Mas o príncipe Próspero era feliz, destemido e astuto. Quando a
população de seus domínios se reduziu à metade, mandou vir à sua
presença um milhar de amigos sadios e divertidos dentre os
cavalheiros e damas da corte e com eles retirou-se, em total
reclusão, para um dos seus mosteiros encastelados. Era uma
construção imensa e magnífica, criação do gosto excêntrico, mas
grandioso do próprio príncipe. Circundava-a a muralha forte e
muito alta, com portas de ferro. Depois de entrarem, os cortesãos
trouxeram fornalhas e grandes martelos para soldar os ferrolhos.
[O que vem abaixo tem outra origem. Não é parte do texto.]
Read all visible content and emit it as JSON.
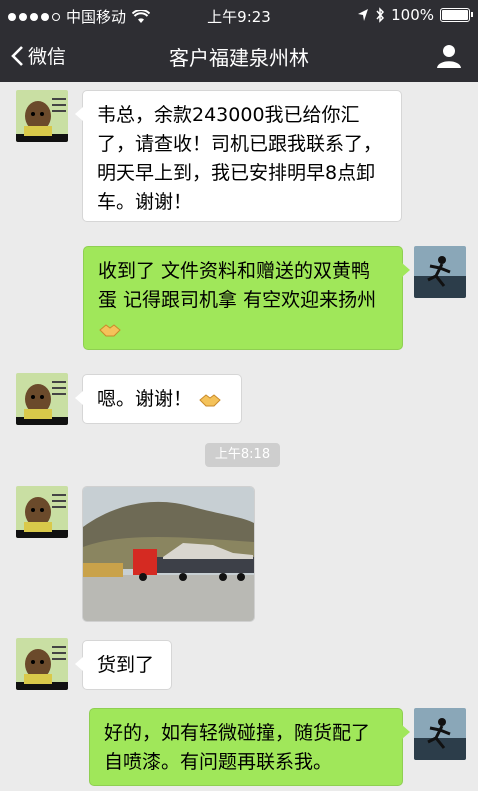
{
  "status_bar": {
    "carrier": "中国移动",
    "time": "上午9:23",
    "battery": "100%"
  },
  "nav": {
    "back_label": "微信",
    "title": "客户福建泉州林"
  },
  "messages": [
    {
      "side": "in",
      "text": "韦总，余款243000我已给你汇了，请查收！司机已跟我联系了，明天早上到，我已安排明早8点卸车。谢谢！"
    },
    {
      "side": "out",
      "text": "收到了 文件资料和赠送的双黄鸭蛋 记得跟司机拿 有空欢迎来扬州"
    },
    {
      "side": "in",
      "text": "嗯。谢谢！"
    },
    {
      "side": "in",
      "text": "货到了"
    },
    {
      "side": "out",
      "text": "好的，如有轻微碰撞，随货配了自喷漆。有问题再联系我。"
    }
  ],
  "timestamp": "上午8:18",
  "colors": {
    "chat_bg": "#ebebeb",
    "nav_bg": "#2e2e33",
    "out_bubble": "#a0e75a",
    "in_bubble": "#ffffff"
  }
}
Resolveram não permitir qualquer meio de entrada ou saída aos
súbitos impulsos de desespero do que estavam fora ou aos furores
do que estavam dentro. O mosteiro dispunha de amplas provisões.
Com essas precauções, os cortesãos podiam desafiar o contágio. O
mundo externo que cuidasse de si mesmo. Nesse meio-tempo era
tolice atormentar-se ou pensar nisso. O príncipe havia
providenciado toda a espécie de divertimentos. Havia bufões,
improvisadores, dançarinos, músicos, Beleza, vinho. Lá dentro,
tudo isso mais segurança. Lá fora, a "Morte Escarlate".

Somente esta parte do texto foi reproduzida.